When I first heard about these two mindsets, and as I began reading the book, I considered myself to be firmly in the 'growth' party. I definitely believe that I can improve myself by working harder and thrive on challenges to my thinking and abilities in the work that I do. This is also recognisable in the people that I choose to associate closely with. My wife is an amazing woman. But I'm not attracted to her purely for her gorgeous looks, fabulous singing voice and sense of humour. She is someone (probably more than anyone else) that sees my faults and helps me to work on them, challenges me to be a better person and encourages me to learn new things. She doesn't undermine my self-esteem but she does foster my self-development. I also thrive on learning opportunities.

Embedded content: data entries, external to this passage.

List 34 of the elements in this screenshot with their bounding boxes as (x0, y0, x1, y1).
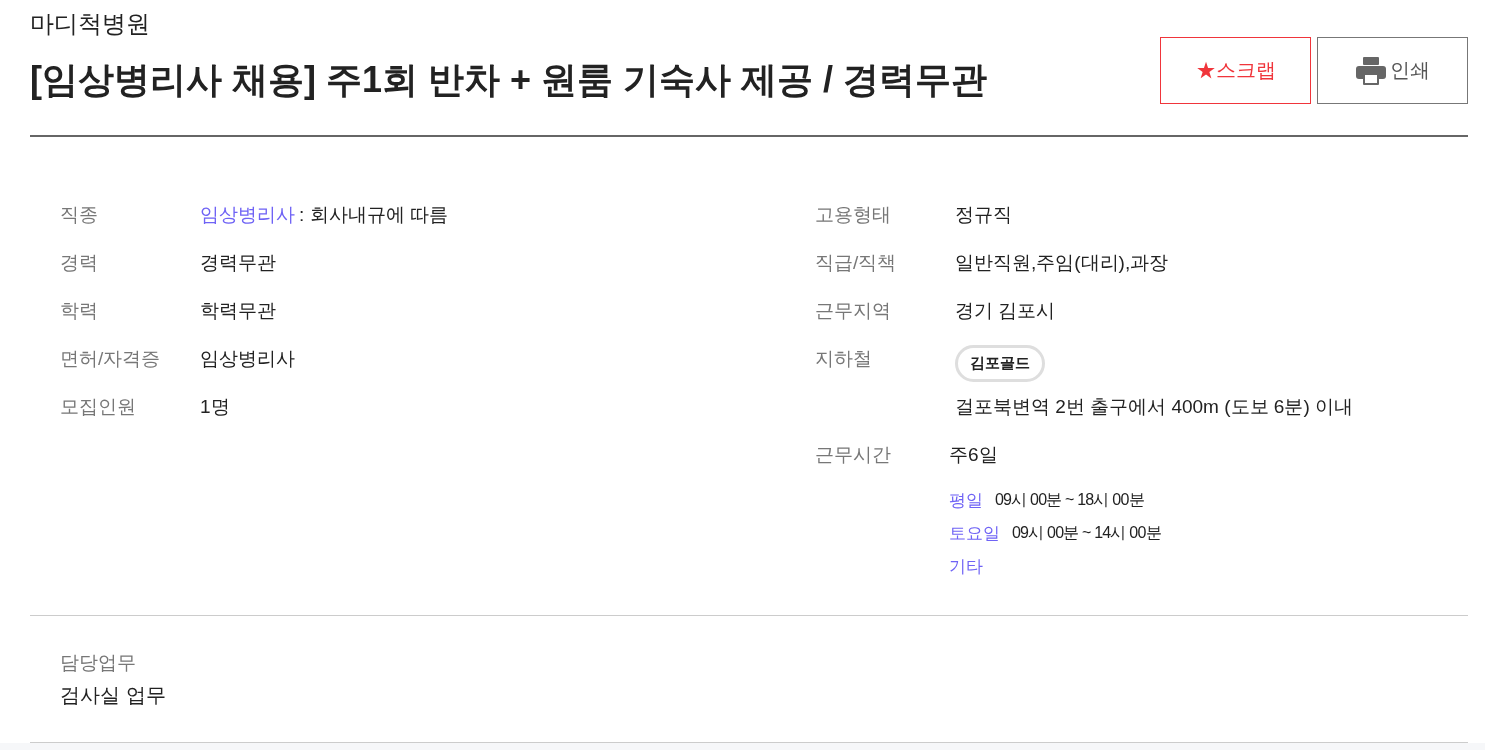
field-value: 학력무관 (200, 299, 276, 323)
field-value: 임상병리사 (200, 347, 295, 371)
section-label: 담당업무 (60, 651, 136, 675)
field-label: 경력 (60, 251, 99, 275)
field-value: 경기 김포시 (955, 299, 1056, 323)
printer-icon (1355, 56, 1386, 85)
field-value: 정규직 (955, 203, 1012, 227)
field-value: 1명 (200, 395, 230, 419)
job-category-link[interactable]: 임상병리사 (200, 191, 295, 239)
field-value: : 회사내규에 따름 (299, 203, 448, 227)
scrap-button[interactable]: ★스크랩 (1160, 37, 1311, 104)
field-label: 지하철 (815, 347, 873, 371)
company-name: 마디척병원 (30, 9, 150, 39)
schedule-day: 기타 (949, 555, 983, 578)
field-label: 근무지역 (815, 299, 892, 323)
field-label: 직종 (60, 203, 99, 227)
field-value: 일반직원,주임(대리),과장 (955, 251, 1169, 275)
work-days: 주6일 (949, 431, 998, 479)
job-title: [임상병리사 채용] 주1회 반차 + 원룸 기숙사 제공 / 경력무관 (30, 58, 988, 102)
field-label: 학력 (60, 299, 99, 323)
station-info: 걸포북변역 2번 출구에서 400m (도보 6분) 이내 (955, 395, 1353, 419)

This weekend we have an EAL expert coming to our school to run a workshop on EAL learning styles and to give us some ideas and techniques about how to teach EAL students. Some of our teachers are upset that they have to give up their weekend. Sure, this is an inconvenience for all of us. But Dr. Rojas has a busy schedule and cannot come at any other time. Even though it is on the weekend, this is still a great opportunity to learn and improve our skills, knowledge and understanding of teaching EAL students - and our entire student body are EAL (save a handful of students). These are all attributes of someone who has a growth mindset. I will say though, that I don't always adopt this stance. If I'm confronted with difficulties in things that I'm not passionate about then I'm far less inclined the put the effort in to improve, especially if my starting point is fairly low. Anyone who has seen me dance would agree with this.

I'm only part-way through the book, however, and I'm starting to discover some interesting elements to the mindsets. Perhaps I'm not as growth oriented as I first thought. Apart from choosing particular tasks that allow them to prove themselves to their peers, fixed mindsetters also regularly ask themsleves evaluative questions such as: Will I succeed or fail? Will I look smart or dumb? Will I be accepted or rejected? Will I feel like a winner or a loser? They feel smart when something comes easily for them (and others struggle with it), when they finish something and its perfect, and when they don't make any mistakes (pg. 24). I can admit to asking myself these questions and I definitely feel the same way about some of the answers above that have come from people with a fixed mindset. Does this mean that I'm not a growth-minded person after all? Probably not. The fact that I'm even asking myself these questions indicates that I don't believe that someone is born one way.

Carol's message is at the beginning of the book is that 'everyone has the ability to change their mindset'. My current stage of understanding is that I appear to be on some sort of mindset continuum. I would predict that I'm more towards the growth end of the spectrum, and I don't feel like there's a clear cut position of being totally in one or the other (for me at least). I do feel smart when I can do things that others have difficulty with. But I also believe that this is a result of the hard work that I've put in over many years - it hasn't just happened. I also don't feel that because I can do something well that it doesn't mean that I can't still improve at it.

So this all points to me having more of a growth mindset than a fixed one. I am curious to find out more about the intricacies of each mindset and I wonder if, as my understanding of each continues to develop, my idea of where I place on the mindset continuum will change?